Hacktoberfest 2019 Workshop
Running a Hacktoberfest workshop at Monash University
Posted October 20, 2019 with tags #open-source #presentations #reflections
Last week I had the opportunity to run a workshop with at Monash University in celebration of Hacktoberfest. The night itself focused on exploring open source software development. Exploring what open source software is, the implications it has for the world of software development and IT systems, and how contributions can be made. We also had a little security spin, examining how projects that are open source make tradeoffs in security.
You can find out the full rundown on the event at the workshop site.
Thanks and Support
First of all it can’t go without mention that this event would not have been possible without the support of MonSec in organising a room and managing logistics, and the support of WIRED Monash in covering food costs on the night.
With the help from the Melbourne tech community, we ended up with literal kilograms of stickers on hand to pass out to students, as well as plenty of Git guides/resources to help them polish up any rusty Git skills. These came courtesy of GitHub and GitHub Community Manager Michelle Mannering.
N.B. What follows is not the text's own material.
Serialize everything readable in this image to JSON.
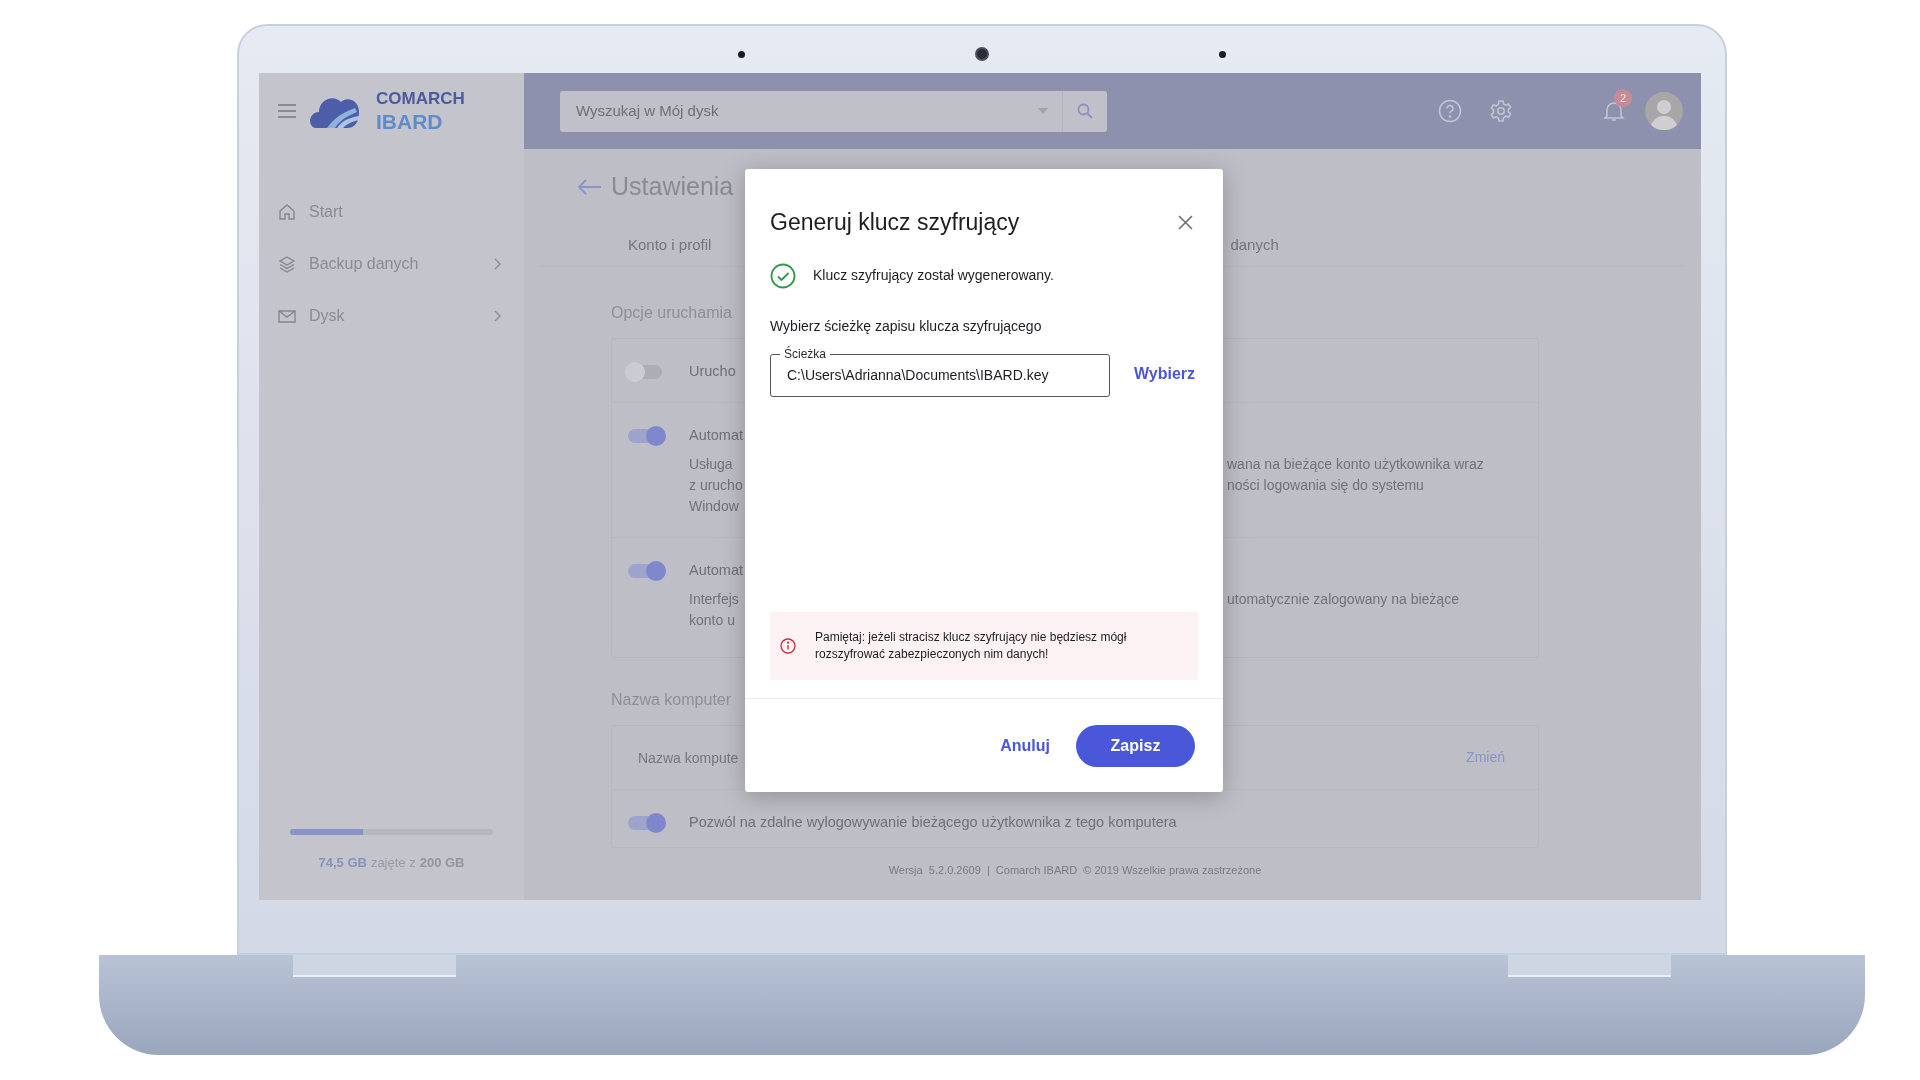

It was all lent to me from the awesome team at JuniorDev, leftovers from when they ran their own Hacktoberfest workshop earlier in the month.
A last shoutout also goes to the Draga and April for promoting the workshop in the IT Faculty and DiversIT newsletters respectively.
Preparation
I’d been considering running a Hacktoberfest event at Monash since around the start of the semester. However in between the flood of work in a university semester and several other major events in July/August (Tutoring at Monash’s programming bootcamp, the VBL State Championships, the Bit by Bit Hackathon with WIRED and DDD Melbourne), the idea got lost in the currents for a while.
The thought resurfaced in early October, just after Hacktoberfest kicked off. So I set about organising and reaching out around Monash. Fortunately, MonSec runs weekly workshops and were looking for potential ideas when I spoke with them.
Just like that, a Hacktoberfest event was scheduled for next week, Monday the 14th. There’d still be weeks after the workshop ran for participants to get their four contributions in and earn a shirt.
It was just a week later though. Only seven days away. I had my work cut out for me!
The first few days were spent confirming details and creating an event to promote to the student body. On the Thursday prior I started getting the workshop content together.
Amidst assignment work, it wasn’t until the weekend (and the day of) that I was able to get a full presentation together, as well as a guide to help students make their pull requests.
In the end up I was very happy with the final event site. Attendees could contribute their details by adding their own file, a setup I intentionally went with to avoid dealing with merge conflicts. With the use of GitHub Actions I could also have changed deployed in the space of minutes!
My goal was to create a project where contributions were easy to make, and had super fast feedback (an updated attendee list). The automated approach also meant I didn’t need to spend long merging pull requests as attendees made them!
I was similarly satisfied with the presentation slides. They covered the basics of open source and Hacktoberfest, showed how to go about contributing to a project, and had a security-flavoured twist that I hope captured the interest of MonSec members.
Execution
There were a few technical and non-technical difficulties when it came presenting on the day.
I lost the dongle to connect my computer to the presenting lecturn (later found!). The screen-mirroring software I used crashed several times when opening links to a new browser page from the presentation slides. I also couldn’t use my presenter notes while mirroring. On the bright side, I was at the very least able to use the screen-mirroring software (a 32-bit app) since I hadn’t upgraded to MacOS Catalina.
As a presenter, I felt I was engaging my audience, but that I didn’t quite have the usual smoothness and sense of direction that I makes me feel comfortable. In hindsight, I could have lessened this with a practice runthrough, or by sitting down with a friend to review my slidedeck.
It would have been good to get a gauge of the audience’s Git skills before I started speaking. The contributing guide I prepared on the workshop site used Git CLI, whereas I feel more people would have been comfortable with GitHub Desktop or GitKraken.
For the live demonstration, I made the impromptu decision to do everything on GitHub itself.
It paid off, as GitHub makes it easy to fork a repository, commit a single file, and make a pull request back upstream. This is what most attendees ended up doing.
I wasn’t lying about a kilogram of stickers!
That’s just about a wrap on everything I wanted to talk about. I hope you’ve been able to pick up something away from my own reflections! Thanks for reading!
Debugging deployments to GitHub Pages
A little offhand thing I learned as well…
When using GitHub Actions to deploy to GitHub Pages, the usual strategy is to push build artifacts to a master
or gh-pages
branch.
If you use the provided secrets.GITHUB_TOKEN
in a token-based approached to push to GitHub, the Pages deployment will fail. You will get a very nondescript “GitHub Pages deployment failed” error message.
From what I can gleam, this is because this specific token does not have the permissions to launch a new job that deploys to GitHub Pages.
Thankfully the workaround is minimal, and you can replace the provided token with one you generate yourself.